ABIT AT7 Review, Coverage of Computex, Logitech Wingman Cordless Review and more.
June 3rd, 2002
Waitec Storm 32x CD-RW, Cooler Master ATC-710-GX2 Case (Review), New Hardware Site, Shuttle AK35GT2R KT333 Motherboard Review and more.
New Thinking on Supercomputers
Spencer writes, "We all like to see brute power advances in computing technology but we don't have to pay the electric bill for state-of-the-art systems. This article (via Science Daily) references a system at Lawrence Livermore that uses 240 Transmeta CPU's running at a lowly 667 MHz yet still provides a 160Gops performance rate. The engineers are starting to take TCO into account in building these systems where the cost of energy and support staff can make such supercomputers real black holes for precious research dollars. A salient quote from the article, 'Green Destiny, whose processors operate roughly one-tenth as hot as market-leading chips, has been running continuously since September without air filtration or special cooling. In fact, it kept humming even with the fans removed.'"
Spencer writes, "From
GMSV comes this site link warning us of the dangers of DHMO."

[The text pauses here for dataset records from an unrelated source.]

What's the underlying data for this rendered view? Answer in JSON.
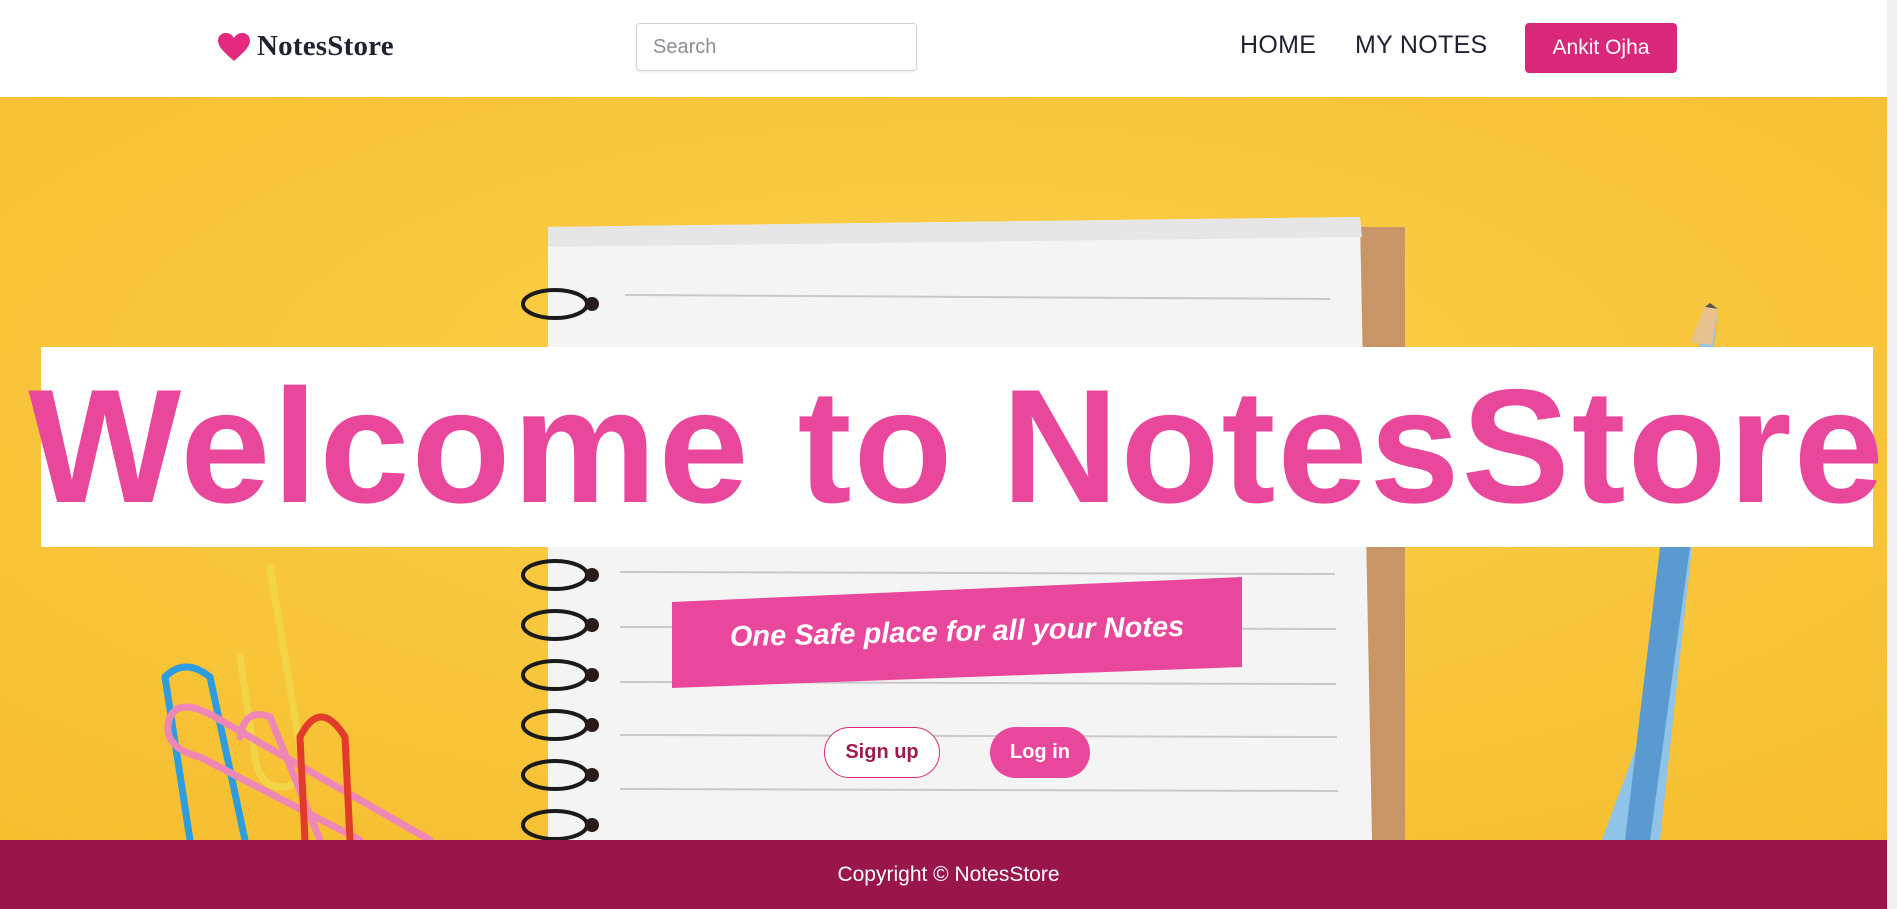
{
  "header": {
    "brand_name": "NotesStore",
    "brand_icon": "heart-icon",
    "search_placeholder": "Search",
    "nav": [
      {
        "label": "HOME"
      },
      {
        "label": "MY NOTES"
      }
    ],
    "user_name": "Ankit Ojha"
  },
  "hero": {
    "title": "Welcome to NotesStore",
    "tagline": "One Safe place for all your Notes",
    "signup_label": "Sign up",
    "login_label": "Log in"
  },
  "footer": {
    "copyright": "Copyright © NotesStore"
  },
  "colors": {
    "accent": "#d9287a",
    "title_pink": "#e9479b",
    "footer": "#99154a",
    "hero_bg": "#f9c739"
  }
}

Spencer writes, "Also from GMSV is this link describing a new piracy proof recording format. Teens who have tried to crack it have been left puzzled and frustrated."
June 2nd, 2002
Milo and John send in this link. To navigate through MSI's irritating Flash-driven Computex 2002 Online Exhibition, first cursor over the central cylindrical building to cause it to explode. Then left-click on the lower section of the exploded view after "AMD Platform" is visible. After the next screen loads, click on the rightmost motherboard labeled "K8A Gem MS-6589."
The K8A-Gem appears to be a low-end-to-midlevel main board built on the AMD 8151 / 8111 chipset. The page's CPU frequency bullet is interesting since the listed "1.6 GHz" is somewhat low. However given the great similarity between the Hammer and Thoroughbred designs, it is probably safe to believe that right out of the gate Hammer will reach at least the same clockspeeds as did its predecessor. Of course, Hammer should ultimately ramp to higher speeds thanks to its reworked pipeline.
John also points out that Gigabyte has apparently claimed to be able to overclock the Thoroughbred 2200+ core to an incredible 2.6-2.7 GHz using their "Easy Tune 4" overclocking utility. Although the author of the news bite maintains that this is actual frequency of the CPU (and not a model number), the cooling method is not known.
June 1st, 2002
XboxHacker.net: Tapping the Xbox HyperTransport
Our affiliate, XboxHacker.net, has a post from "bunnie" on how to tap into the Xbox's HyperTransport interlink to successfully snoop for the secret Xbox boot code. Andrew "bunnie" Huang is an MIT doctoral candidate who achieved a level of notoriety after Microsoft "requested" that he take down the Xbox's FLASH ROM contents from his website. Huang has written a detailed white paper discussing "the hardware foundations of the cryptosystem employed by the Xbox."
In related news, XboxHacker.net's Dan Johnson was quoted in a recent Yahoo! News article regarding the appearance of the "Xtender," an Xbox mod chip that disables the game console's copy protection features.
A final interesting aside, the Xbox apparently contains a 1 Farad 2.5 Volt Aerogel capacitor to temporarily power the system's clock in case of an outage. Aerogel, or "Solid Smoke," is an exotic material billed as the world's least dense solid.